Predator 2 came in 1990. Danny (Lethal Weapon) Glover headed up this by-the-numbers sequel. The action is moved to Los angeles, and the Predator is loose on the streets. Even without Arnie, this sequel is still a fun way to spend 90 minutes, even if it doesn’t quite match the ferocity of its precursor, or the strain.

Nonresident Versus Predator arrived in 2004. The film that had been mooted for a decade (ever since the original AVP comics came from Dark Horse) opened to a great deal of fanfare and made plenty at the box office. Once the fury had died down, the empty plot and nonexistent screenplay became the stuff of legend. What it did have was some very exciting set pieces that thrilled fans the world over. What the film was without in coherent story it more than made up for in spectacle. The combat between the Aliens and Predators are superb, if more in the train of thought of superhero movies than the original versions of the monsters. A fan favourite for sure, but more a The movies blockbuster than the usual serious science fiction film.

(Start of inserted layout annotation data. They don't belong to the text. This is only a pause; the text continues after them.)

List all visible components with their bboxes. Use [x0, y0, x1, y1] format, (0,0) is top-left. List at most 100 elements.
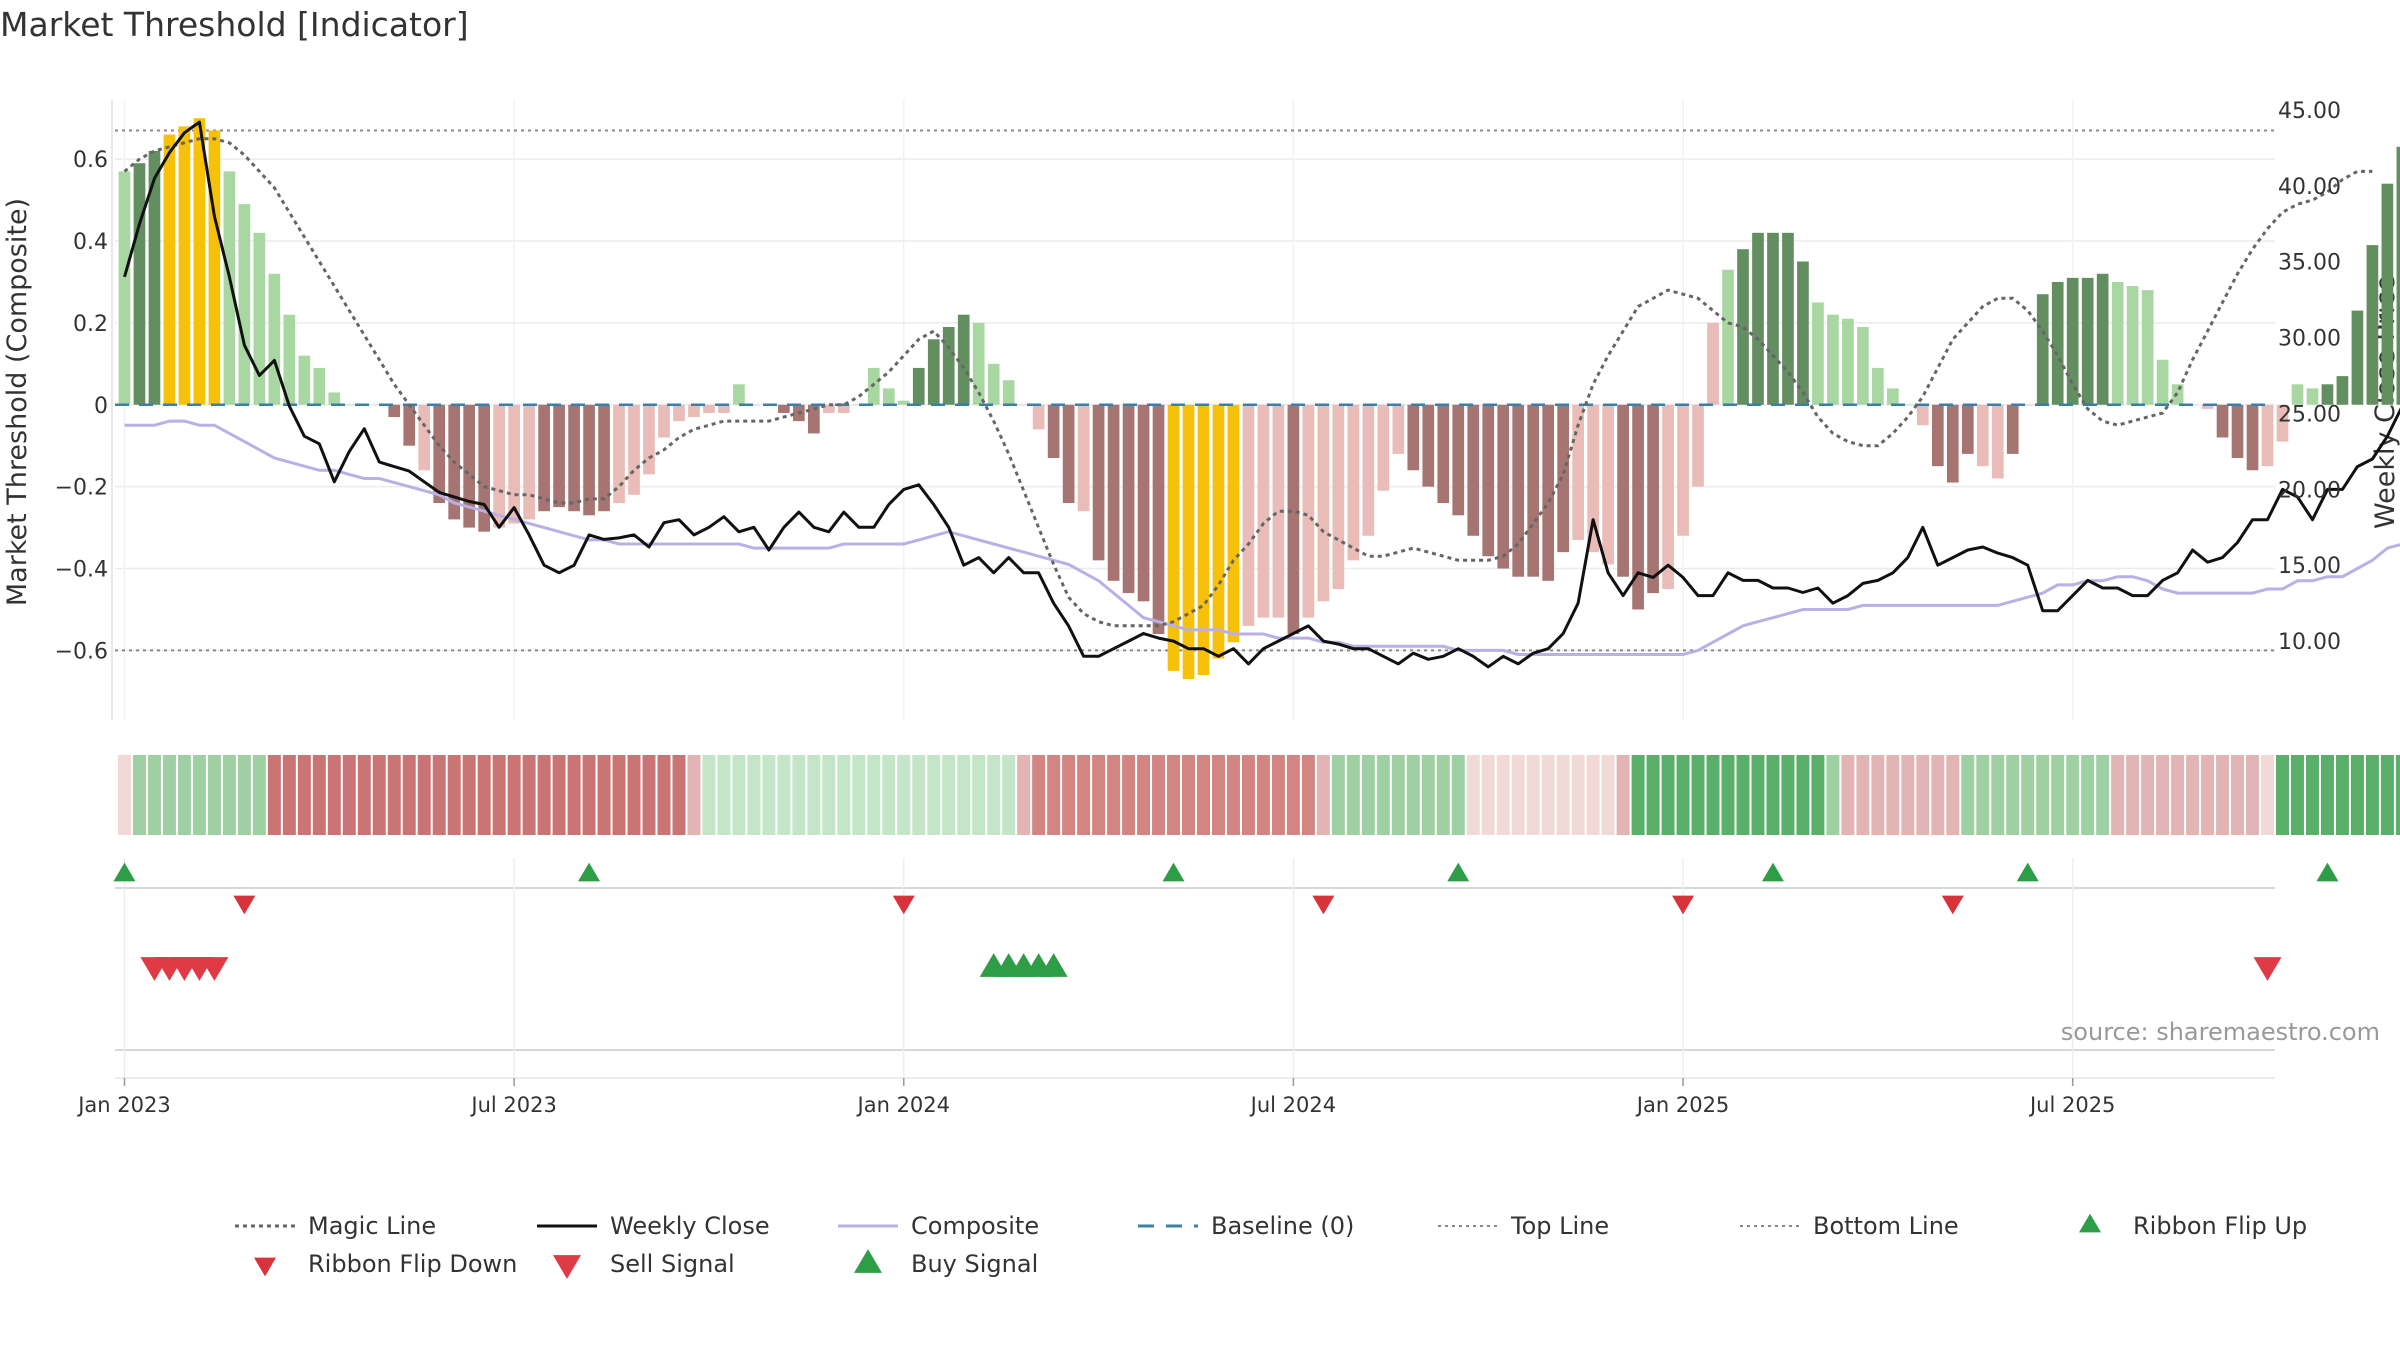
- sell-signal-markers: [140, 957, 2282, 981]
- composite-series: [124, 419, 2400, 656]
- ribbon-cell: [1047, 755, 1061, 835]
- histogram-bar: [1497, 404, 1510, 569]
- histogram-bar: [2231, 404, 2244, 458]
- ribbon-flip-up-marker: [113, 862, 136, 882]
- ribbon-cell: [462, 755, 476, 835]
- ribbon-cell: [1811, 755, 1825, 835]
- left-tick-label: 0.4: [73, 230, 108, 255]
- ribbon-cell: [1241, 755, 1255, 835]
- ribbon-cell: [657, 755, 671, 835]
- ribbon-cell: [867, 755, 881, 835]
- ribbon-cell: [1346, 755, 1360, 835]
- ribbon-cell: [1601, 755, 1615, 835]
- legend-item: Buy Signal: [854, 1249, 1038, 1278]
- buy-signal-marker: [1039, 953, 1068, 977]
- right-tick-label: 10.00: [2278, 630, 2341, 655]
- histogram-bar: [658, 404, 670, 438]
- histogram-bar: [673, 404, 685, 422]
- histogram-bar: [718, 404, 730, 413]
- left-tick-label: −0.6: [55, 639, 108, 664]
- ribbon-cell: [537, 755, 551, 835]
- ribbon-cell: [1376, 755, 1390, 835]
- ribbon-cell: [1092, 755, 1106, 835]
- histogram-bar: [1437, 404, 1450, 504]
- ribbon-cell: [762, 755, 776, 835]
- histogram-bar: [1857, 326, 1869, 405]
- ribbon-cell: [642, 755, 656, 835]
- ribbon-cell: [1976, 755, 1990, 835]
- ribbon-cell: [1137, 755, 1151, 835]
- ribbon-cell: [1466, 755, 1480, 835]
- legend-item: Sell Signal: [553, 1250, 735, 1279]
- legend-item: Top Line: [1438, 1212, 1609, 1240]
- ribbon-cell: [2141, 755, 2155, 835]
- composite-line: [124, 419, 2400, 656]
- ribbon-cell: [1451, 755, 1465, 835]
- ribbon-cell: [447, 755, 461, 835]
- ribbon-cell: [2335, 755, 2349, 835]
- histogram-bar: [1916, 404, 1929, 426]
- histogram-bar: [613, 404, 625, 504]
- ribbon-cell: [492, 755, 506, 835]
- histogram-bar: [972, 322, 985, 405]
- histogram-bar: [463, 404, 476, 528]
- histogram-bar: [238, 204, 251, 405]
- histogram-bar: [2396, 146, 2400, 405]
- ribbon-cell: [852, 755, 866, 835]
- histogram-bar: [1002, 380, 1015, 405]
- ribbon-cell: [1691, 755, 1705, 835]
- histogram-bar: [343, 404, 356, 406]
- x-tick-label: Jan 2025: [1635, 1093, 1730, 1117]
- ribbon-cell: [1002, 755, 1016, 835]
- histogram-bar: [927, 339, 940, 405]
- histogram-bar: [1722, 269, 1734, 405]
- ribbon-cell: [1271, 755, 1285, 835]
- histogram-bar: [837, 404, 850, 413]
- source-note: source: sharemaestro.com: [2061, 1018, 2380, 1046]
- histogram-bar: [1017, 404, 1030, 406]
- ribbon-cell: [627, 755, 641, 835]
- histogram-bar: [942, 326, 955, 405]
- histogram-bar: [822, 404, 835, 413]
- ribbon-cell: [567, 755, 581, 835]
- ribbon-cell: [2111, 755, 2125, 835]
- ribbon-cell: [807, 755, 821, 835]
- histogram-bar: [1572, 404, 1584, 540]
- ribbon-cell: [1676, 755, 1690, 835]
- histogram-bar: [148, 150, 161, 405]
- histogram-bar: [1422, 404, 1435, 487]
- ribbon-cell: [1961, 755, 1975, 835]
- histogram-bar: [133, 163, 146, 405]
- histogram-bar: [418, 404, 431, 471]
- ribbon-cell: [1571, 755, 1585, 835]
- ribbon-cell: [972, 755, 986, 835]
- histogram-bar: [1887, 388, 1899, 405]
- ribbon-flip-down-marker: [233, 895, 256, 915]
- ribbon-flip-down-marker: [1941, 895, 1964, 915]
- histogram-bar: [957, 314, 970, 405]
- histogram-bar: [1767, 232, 1779, 405]
- x-axis-ticks: Jan 2023 Jul 2023 Jan 2024 Jul 2024 Jan 2025…: [76, 1078, 2115, 1117]
- histogram-bar: [553, 404, 565, 508]
- histogram-bar: [912, 367, 925, 405]
- histogram-bar: [2066, 277, 2079, 405]
- histogram-bar: [178, 126, 191, 405]
- ribbon-cell: [597, 755, 611, 835]
- ribbon-cell: [2186, 755, 2200, 835]
- right-tick-label: 20.00: [2278, 478, 2341, 503]
- histogram-bar: [1752, 232, 1764, 405]
- histogram-bar: [2291, 384, 2304, 405]
- ribbon-cell: [1062, 755, 1076, 835]
- histogram-bar: [882, 388, 895, 405]
- ribbon-flip-up-marker: [1447, 862, 1470, 882]
- chart-title: Market Threshold [Indicator]: [0, 5, 469, 44]
- ribbon-cell: [2350, 755, 2364, 835]
- composite-histogram: [118, 118, 2400, 680]
- histogram-bar: [2306, 388, 2319, 405]
- left-axis-ticks: 0.6 0.4 0.2 0 −0.2 −0.4 −0.6: [55, 148, 108, 664]
- histogram-bar: [1032, 404, 1045, 430]
- ribbon-cell: [1736, 755, 1750, 835]
- x-tick-label: Jul 2023: [469, 1093, 556, 1117]
- ribbon-cell: [1316, 755, 1330, 835]
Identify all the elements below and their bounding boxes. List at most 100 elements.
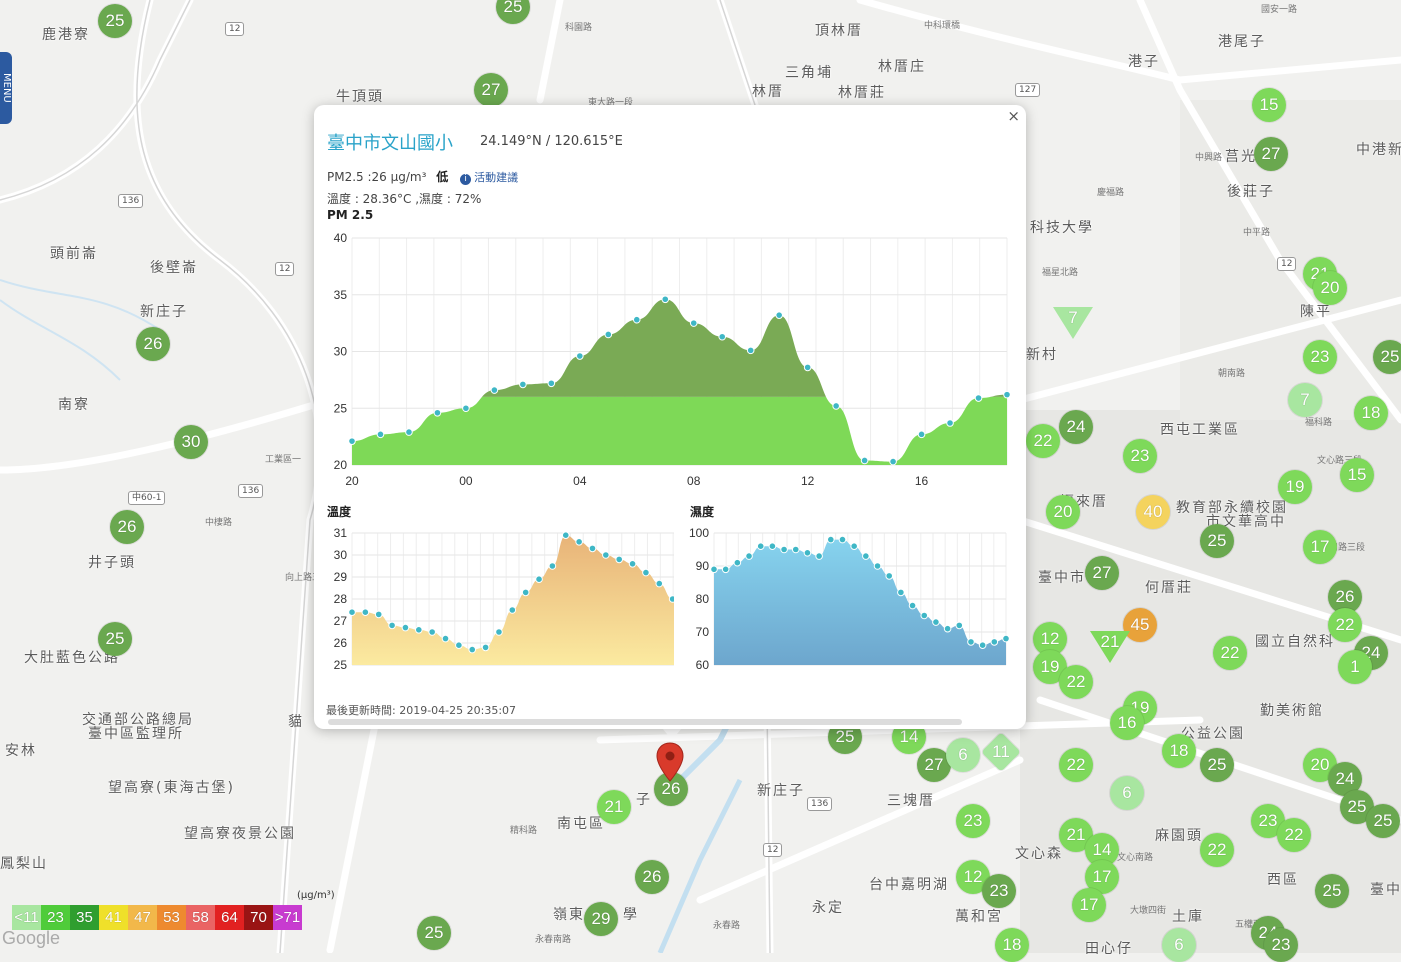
station-marker[interactable]: 18 <box>1354 396 1388 430</box>
legend-item: 58 <box>186 905 215 930</box>
station-marker[interactable]: 22 <box>1328 608 1362 642</box>
station-marker[interactable]: 23 <box>956 804 990 838</box>
station-marker[interactable]: 27 <box>474 73 508 107</box>
road-label: 慶福路 <box>1097 188 1125 198</box>
station-marker[interactable]: 6 <box>1162 928 1196 962</box>
place-label: 西區 <box>1267 872 1299 888</box>
station-marker[interactable]: 26 <box>136 327 170 361</box>
station-marker[interactable]: 27 <box>1254 137 1288 171</box>
station-marker[interactable]: 30 <box>174 425 208 459</box>
temperature-chart: 25 26 27 28 29 30 31 <box>334 526 674 672</box>
data-point <box>588 544 597 553</box>
station-marker[interactable]: 17 <box>1072 888 1106 922</box>
data-point <box>405 428 413 436</box>
data-point <box>827 535 835 544</box>
station-marker[interactable]: 22 <box>1213 636 1247 670</box>
station-marker[interactable]: 22 <box>1200 833 1234 867</box>
road-label: 永春南路 <box>535 935 572 945</box>
place-label: 教育部永續校園 <box>1176 500 1288 516</box>
station-marker[interactable]: 22 <box>1059 665 1093 699</box>
data-point <box>955 621 964 630</box>
data-point <box>746 346 755 355</box>
horizontal-scrollbar[interactable] <box>328 719 962 725</box>
diamond-station-marker[interactable]: 11 <box>981 732 1021 772</box>
road-label: 向上路五段 <box>285 573 331 583</box>
station-marker[interactable]: 24 <box>1059 410 1093 444</box>
station-marker[interactable]: 40 <box>1136 495 1170 529</box>
station-marker[interactable]: 29 <box>584 902 618 936</box>
y-tick-label: 25 <box>334 658 348 672</box>
data-point <box>604 330 613 339</box>
station-marker[interactable]: 21 <box>597 790 631 824</box>
pm25-level: 低 <box>436 170 449 184</box>
selected-location-pin-icon[interactable] <box>656 742 684 782</box>
data-point <box>978 641 987 649</box>
station-marker[interactable]: 25 <box>1200 748 1234 782</box>
data-point <box>361 608 370 616</box>
legend-item: 23 <box>41 905 70 930</box>
station-marker[interactable]: 22 <box>1026 424 1060 458</box>
station-marker[interactable]: 26 <box>654 772 688 806</box>
station-marker[interactable]: 25 <box>1373 340 1401 374</box>
data-point <box>917 430 926 439</box>
activity-advice-link[interactable]: i 活動建議 <box>460 171 518 185</box>
station-marker[interactable]: 23 <box>1264 928 1298 962</box>
station-name[interactable]: 臺中市文山國小 <box>327 133 453 154</box>
triangle-station-marker[interactable]: 21 <box>1090 629 1130 663</box>
station-marker[interactable]: 27 <box>917 748 951 782</box>
place-label: 田心仔 <box>1085 941 1133 957</box>
menu-tab[interactable]: MENU <box>0 52 12 124</box>
data-point <box>548 562 557 570</box>
station-marker[interactable]: 22 <box>1059 748 1093 782</box>
place-label: 交通部公路總局 <box>82 712 194 728</box>
station-marker[interactable]: 27 <box>1085 556 1119 590</box>
station-marker[interactable]: 18 <box>995 928 1029 962</box>
station-marker[interactable]: 16 <box>1110 706 1144 740</box>
data-point <box>862 552 870 560</box>
station-marker[interactable]: 15 <box>1340 458 1374 492</box>
place-label: 頂林厝 <box>815 23 863 39</box>
data-point <box>733 558 742 567</box>
data-point <box>376 430 385 439</box>
close-button[interactable]: × <box>1007 107 1020 125</box>
station-popup: × 臺中市文山國小 24.149°N / 120.615°E PM2.5 :26… <box>314 105 1026 729</box>
station-marker[interactable]: 17 <box>1303 530 1337 564</box>
station-marker[interactable]: 6 <box>946 738 980 772</box>
data-point <box>576 352 584 360</box>
station-marker[interactable]: 25 <box>98 4 132 38</box>
legend-item: >71 <box>273 905 302 930</box>
data-point <box>850 542 858 551</box>
station-marker[interactable]: 15 <box>1252 88 1286 122</box>
station-marker[interactable]: 23 <box>1303 340 1337 374</box>
pm25-chart-title: PM 2.5 <box>327 208 374 222</box>
station-marker[interactable]: 26 <box>110 510 144 544</box>
data-point <box>775 311 783 319</box>
station-marker[interactable]: 6 <box>1110 776 1144 810</box>
station-marker[interactable]: 25 <box>1200 524 1234 558</box>
road-shield: 中60-1 <box>128 491 166 505</box>
station-marker[interactable]: 25 <box>98 622 132 656</box>
place-label: 南屯區 <box>557 816 605 832</box>
station-marker[interactable]: 25 <box>417 916 451 950</box>
station-marker[interactable]: 23 <box>1123 439 1157 473</box>
place-label: 麻園頭 <box>1155 828 1203 844</box>
station-marker[interactable]: 19 <box>1278 470 1312 504</box>
data-point <box>655 579 664 588</box>
data-point <box>721 565 730 574</box>
station-marker[interactable]: 1 <box>1338 650 1372 684</box>
station-marker[interactable]: 7 <box>1288 383 1322 417</box>
station-marker[interactable]: 20 <box>1313 271 1347 305</box>
road-label: 中科環橋 <box>924 21 961 31</box>
station-marker[interactable]: 23 <box>982 874 1016 908</box>
y-tick-label: 25 <box>334 401 348 415</box>
station-marker[interactable]: 22 <box>1277 818 1311 852</box>
station-marker[interactable]: 26 <box>635 860 669 894</box>
data-point <box>401 623 410 632</box>
station-marker[interactable]: 25 <box>1366 804 1400 838</box>
triangle-station-marker[interactable]: 7 <box>1053 305 1093 339</box>
road-label: 科園路 <box>565 23 593 33</box>
station-marker[interactable]: 20 <box>1046 495 1080 529</box>
station-marker[interactable]: 25 <box>1315 874 1349 908</box>
y-tick-label: 30 <box>334 345 348 359</box>
station-marker[interactable]: 18 <box>1162 734 1196 768</box>
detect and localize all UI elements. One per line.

The panic located a small American town in the oddly-plotted sequel, Aliens Versus Predator: Requiem. The physical violence was raised to an al-new level, as was the gore. Again aimed squarely at the blockbuster audience, it lacks a decent screenplay and has an almost MTV style direction. The set-pieces come thick and fast, and while the person may not care in any way for the human characters, the scenes featuring the Aliens and Predator are grasping and thrilling in equal measure.